Director: Ava DuVernay
Starring: David Oyelowo, Carmen Ejoga, Tom Wilkinson, Wendell Pierce, Common, Tim Roth, Stephan James, Andre Holland, Colman Domingo, Lorraine Toussaint, Oprah Winfrey
In their opening monologue for this year’s Golden Globe Awards, hosts Tina Fey and Amy Poehler introduced Selma with a pointed joke: “The movie Selma is about the civil rights movement which totally worked and now everything is fine.” It was a good line. It got a big laugh. But it also perfectly captured why, in 2015, it is hard not to experience Ava DuVernay’s powerful, inspiring and triumphant film without feeling just a tinge of sadness. That sadness comes from the knowledge that half a century on from the Selma march, in a world of Trayvon Martin, Michael Brown and Ferguson, we still have so far to go.
It may seem hard to believe, but Selma is the first time we have seen a theatrically released studio film with Martin Luther King Jr as its protagonist. But Selma is not a biopic as such. Great films will often focus on a specific story in order to illuminate a greater one. As such, DuVernay does not attempt to tell the entirety of Dr King’s story. We don’t see the Montgomery Bus Boycott, the Birmingham campaign or the “I have a dream” speech. Instead, the film focuses in on the 1965 campaign by King and the Southern Christian Leadership Conference to protest the disenfranchisement of black voters in Alabama. Selma was a town with a 50% African American population, but less than 2% of them were registered to vote. While blacks were legally entitled to vote, there were systematic barriers put in place to prevent them from exercising that right. The campaign would culminate in a five day march from Selma to the state capitol, Montgomery. It is one story that is reflective of the whole.

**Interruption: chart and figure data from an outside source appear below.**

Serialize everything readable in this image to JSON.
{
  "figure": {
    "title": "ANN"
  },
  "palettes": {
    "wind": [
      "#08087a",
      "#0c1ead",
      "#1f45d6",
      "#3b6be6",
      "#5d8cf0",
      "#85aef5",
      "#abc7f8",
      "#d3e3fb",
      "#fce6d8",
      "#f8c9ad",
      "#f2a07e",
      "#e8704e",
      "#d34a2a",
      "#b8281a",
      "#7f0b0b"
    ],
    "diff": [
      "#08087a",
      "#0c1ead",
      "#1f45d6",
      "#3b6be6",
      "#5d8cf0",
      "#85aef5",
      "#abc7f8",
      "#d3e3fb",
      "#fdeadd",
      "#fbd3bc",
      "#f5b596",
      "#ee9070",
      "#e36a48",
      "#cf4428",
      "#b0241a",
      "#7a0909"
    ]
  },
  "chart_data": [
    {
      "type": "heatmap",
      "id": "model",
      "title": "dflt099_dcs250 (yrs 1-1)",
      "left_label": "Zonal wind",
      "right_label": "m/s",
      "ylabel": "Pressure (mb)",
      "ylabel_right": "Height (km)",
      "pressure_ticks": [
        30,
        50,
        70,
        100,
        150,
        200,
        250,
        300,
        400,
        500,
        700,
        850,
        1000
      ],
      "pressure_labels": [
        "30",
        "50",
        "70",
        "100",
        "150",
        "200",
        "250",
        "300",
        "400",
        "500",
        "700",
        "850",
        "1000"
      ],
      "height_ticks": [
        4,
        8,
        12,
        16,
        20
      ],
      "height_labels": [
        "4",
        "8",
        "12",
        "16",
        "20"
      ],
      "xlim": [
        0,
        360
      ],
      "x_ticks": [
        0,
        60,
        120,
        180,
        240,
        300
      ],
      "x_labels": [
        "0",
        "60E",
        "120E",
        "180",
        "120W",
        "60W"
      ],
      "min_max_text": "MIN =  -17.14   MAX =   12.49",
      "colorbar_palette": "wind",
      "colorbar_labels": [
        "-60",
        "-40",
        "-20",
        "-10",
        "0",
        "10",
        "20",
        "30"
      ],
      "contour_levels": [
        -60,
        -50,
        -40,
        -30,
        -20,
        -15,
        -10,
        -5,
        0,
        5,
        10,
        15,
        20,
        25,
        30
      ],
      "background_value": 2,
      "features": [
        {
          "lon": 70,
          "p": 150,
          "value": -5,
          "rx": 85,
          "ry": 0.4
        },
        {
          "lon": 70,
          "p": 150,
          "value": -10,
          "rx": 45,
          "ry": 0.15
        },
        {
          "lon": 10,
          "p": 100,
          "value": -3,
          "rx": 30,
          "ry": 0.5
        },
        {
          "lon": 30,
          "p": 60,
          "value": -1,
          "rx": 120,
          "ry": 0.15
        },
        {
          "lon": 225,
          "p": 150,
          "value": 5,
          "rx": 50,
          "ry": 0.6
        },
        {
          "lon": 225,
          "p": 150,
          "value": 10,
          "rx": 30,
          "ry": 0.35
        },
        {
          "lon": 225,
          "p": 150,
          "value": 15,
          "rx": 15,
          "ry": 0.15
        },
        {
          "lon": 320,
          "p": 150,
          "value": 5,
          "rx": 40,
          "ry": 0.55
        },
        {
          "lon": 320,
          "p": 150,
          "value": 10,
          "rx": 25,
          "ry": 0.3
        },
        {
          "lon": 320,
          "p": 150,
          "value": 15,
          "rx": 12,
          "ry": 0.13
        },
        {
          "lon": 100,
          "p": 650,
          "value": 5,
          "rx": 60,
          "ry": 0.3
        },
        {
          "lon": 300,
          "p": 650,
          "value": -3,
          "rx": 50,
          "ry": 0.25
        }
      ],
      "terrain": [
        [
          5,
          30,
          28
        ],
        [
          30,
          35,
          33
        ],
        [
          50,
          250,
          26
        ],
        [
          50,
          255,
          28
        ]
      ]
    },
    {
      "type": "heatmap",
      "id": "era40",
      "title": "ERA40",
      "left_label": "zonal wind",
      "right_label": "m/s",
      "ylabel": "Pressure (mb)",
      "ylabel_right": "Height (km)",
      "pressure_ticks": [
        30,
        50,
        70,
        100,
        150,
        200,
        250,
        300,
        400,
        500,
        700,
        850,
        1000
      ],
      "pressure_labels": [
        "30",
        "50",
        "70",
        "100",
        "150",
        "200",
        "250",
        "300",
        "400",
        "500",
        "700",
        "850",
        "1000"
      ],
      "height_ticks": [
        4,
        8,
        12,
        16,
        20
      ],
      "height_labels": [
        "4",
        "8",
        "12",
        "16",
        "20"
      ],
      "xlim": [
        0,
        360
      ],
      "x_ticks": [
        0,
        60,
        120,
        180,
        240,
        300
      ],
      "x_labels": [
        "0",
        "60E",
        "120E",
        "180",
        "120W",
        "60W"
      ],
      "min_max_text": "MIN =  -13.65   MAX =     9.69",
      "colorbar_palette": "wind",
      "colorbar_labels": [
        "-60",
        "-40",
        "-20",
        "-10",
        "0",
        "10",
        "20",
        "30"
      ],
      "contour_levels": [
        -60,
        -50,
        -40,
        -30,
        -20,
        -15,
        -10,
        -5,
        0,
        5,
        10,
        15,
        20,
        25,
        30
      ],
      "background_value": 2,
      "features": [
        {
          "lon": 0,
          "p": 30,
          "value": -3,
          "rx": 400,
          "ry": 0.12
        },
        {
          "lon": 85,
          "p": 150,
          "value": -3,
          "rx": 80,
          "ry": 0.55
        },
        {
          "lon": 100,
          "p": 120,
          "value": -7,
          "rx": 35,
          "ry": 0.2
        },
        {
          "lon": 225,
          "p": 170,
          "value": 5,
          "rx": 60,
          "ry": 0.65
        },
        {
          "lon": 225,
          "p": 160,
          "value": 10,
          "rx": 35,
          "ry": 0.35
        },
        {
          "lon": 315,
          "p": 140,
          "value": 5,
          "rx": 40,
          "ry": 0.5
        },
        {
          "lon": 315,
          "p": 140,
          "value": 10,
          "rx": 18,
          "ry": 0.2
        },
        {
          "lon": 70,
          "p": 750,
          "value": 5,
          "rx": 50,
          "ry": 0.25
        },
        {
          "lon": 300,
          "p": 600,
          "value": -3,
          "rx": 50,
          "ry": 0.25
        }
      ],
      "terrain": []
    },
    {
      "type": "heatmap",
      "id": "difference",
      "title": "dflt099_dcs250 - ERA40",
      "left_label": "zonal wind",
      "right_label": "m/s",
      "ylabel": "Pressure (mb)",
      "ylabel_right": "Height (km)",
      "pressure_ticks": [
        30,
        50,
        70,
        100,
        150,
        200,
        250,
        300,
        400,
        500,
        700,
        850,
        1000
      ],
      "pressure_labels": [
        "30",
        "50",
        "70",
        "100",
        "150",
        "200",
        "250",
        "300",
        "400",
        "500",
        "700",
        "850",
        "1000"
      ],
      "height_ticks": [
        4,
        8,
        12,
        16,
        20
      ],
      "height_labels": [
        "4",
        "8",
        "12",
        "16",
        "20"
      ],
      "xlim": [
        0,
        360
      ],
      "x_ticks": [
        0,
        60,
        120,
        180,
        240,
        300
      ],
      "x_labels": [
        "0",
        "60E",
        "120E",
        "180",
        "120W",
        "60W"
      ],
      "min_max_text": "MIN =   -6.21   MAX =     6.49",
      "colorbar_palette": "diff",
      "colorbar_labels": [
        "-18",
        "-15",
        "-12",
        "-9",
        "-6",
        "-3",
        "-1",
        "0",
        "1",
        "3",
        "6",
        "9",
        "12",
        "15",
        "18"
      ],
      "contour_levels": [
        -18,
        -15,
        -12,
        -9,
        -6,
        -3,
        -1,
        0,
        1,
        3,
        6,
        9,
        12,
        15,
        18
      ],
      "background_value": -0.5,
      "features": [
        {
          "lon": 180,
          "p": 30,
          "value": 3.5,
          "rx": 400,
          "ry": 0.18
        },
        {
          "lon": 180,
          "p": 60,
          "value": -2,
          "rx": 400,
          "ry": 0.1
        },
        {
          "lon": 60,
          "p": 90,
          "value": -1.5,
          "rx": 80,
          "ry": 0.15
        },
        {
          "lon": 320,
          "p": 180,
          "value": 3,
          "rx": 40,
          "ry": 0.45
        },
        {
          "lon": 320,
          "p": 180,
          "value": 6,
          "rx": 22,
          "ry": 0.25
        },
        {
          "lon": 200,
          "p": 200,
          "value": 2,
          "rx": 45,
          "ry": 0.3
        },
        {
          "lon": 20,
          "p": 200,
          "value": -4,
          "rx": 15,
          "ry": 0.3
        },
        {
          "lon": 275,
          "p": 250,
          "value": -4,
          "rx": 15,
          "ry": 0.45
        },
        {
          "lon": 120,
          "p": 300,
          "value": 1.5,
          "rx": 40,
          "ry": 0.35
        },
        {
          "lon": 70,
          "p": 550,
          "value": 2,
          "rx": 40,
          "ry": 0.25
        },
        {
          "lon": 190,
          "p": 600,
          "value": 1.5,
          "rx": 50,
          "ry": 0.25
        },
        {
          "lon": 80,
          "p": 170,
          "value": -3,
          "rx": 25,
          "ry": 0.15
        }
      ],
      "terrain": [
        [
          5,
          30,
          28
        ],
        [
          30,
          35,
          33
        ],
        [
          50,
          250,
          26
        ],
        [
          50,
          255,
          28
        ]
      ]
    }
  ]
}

Selma is not interested in deifying King. DuVernay treats him like a man. The film’s opening scene is a tender moment between King and his wife, Coretta, before he receives the 1964 Nobel Peace Prize. We watch him going over his speech and struggling with his tie, and it humanises him. As the film progresses we see the pressure and self-doubt that a man in his position inevitably felt. Similarly, the film does not sugarcoat his story. While not making it a major plot point, Selma touches on King’s infidelity. British actor David Oyelowo delivers an outstanding performance as the civil rights leader, both in the quiet, introspective moments and when King is in his element, in the public eye and in the pulpit. Oyelowo successfully captures King’s oratory style and cadence, and these orations retain their power despite the fact that DuVernay had to rewrite them due to the prohibitively expensive costs associated with using the actual texts, which the King family retain copyright on.
As well as capturing the essence of the man, Selma succeeds in communicating the logic and effectiveness of his methods. The film is a powerful reminder to the present day of the importance of non-violence. It shows us the power of non-violence in the face of aggression. It reminds us of the futility of using violence to overcome injustice. It also gives us insight into the strategic mind of King, particularly his manipulation of the media. Part of the attractiveness of bringing the SCLC to Selma was its potential for theatrics, and in turn, media coverage. You have to position yourself to be heard. King tells his people only way to get the President’s attention is to be on the front page of every newspaper and on every nightly news bulletin, and to do that requires drama. When the first attempt at the march ended in a confrontation with Selma Police on Edmund Pettus Bridge, the video footage of what came to be known as ‘Bloody Sunday,’ showing white police beating unarmed and non-retaliatory black men and women, young and old, was beamed into households across the country and played a major role in garnering widespread support for the movement.
DuVernay also de-mythologises the civil rights movement. Selma shows them to be a highly dedicated but divided and combustible collection of people who share similar goals but believe in different approaches. Upon their arrival in Selma, King and his SCLC companions are confronted by members of SNCC, the Student Nonviolent Coordinating Committee. These young men believe in a less confrontational approach than the SCLC and have already been working at a grass roots level for change in Selma. Likewise we see Malcolm X, who appears as a peripheral character in one very interesting scene, but represents a more militant approach.
Selma is on a much larger, more epic scale, than any of DuVernay’s previous films. Yet while handling this larger canvas with seeming ease, she manages to retain the intimacy of a smaller film. She brings a humanity and honesty to her characters and an immediacy to the events which prevents the film from feeling like a history lesson. Being a black woman, DuVernay also brings a different gaze and perspective to the film as its director. As such, Selma brings us different characters. Not only do we have black characters with real agency, we also have active female characters and active elderly characters, three groups that usually lack agency in mainstream cinema.
Much has been made of the supposed “snubbing” of this film by the Academy, with a number of high profile voices speaking out. No doubt Oyelowo and DuVernay would have looked right at home in their respective categories, but I’m also not convinced that there is anyone in those fields who doesn’t deserve to be there. Regardless, the ultimate importance of this film and the reason that it will endure as a document will have little to do with awards and statues. Selma is more than that.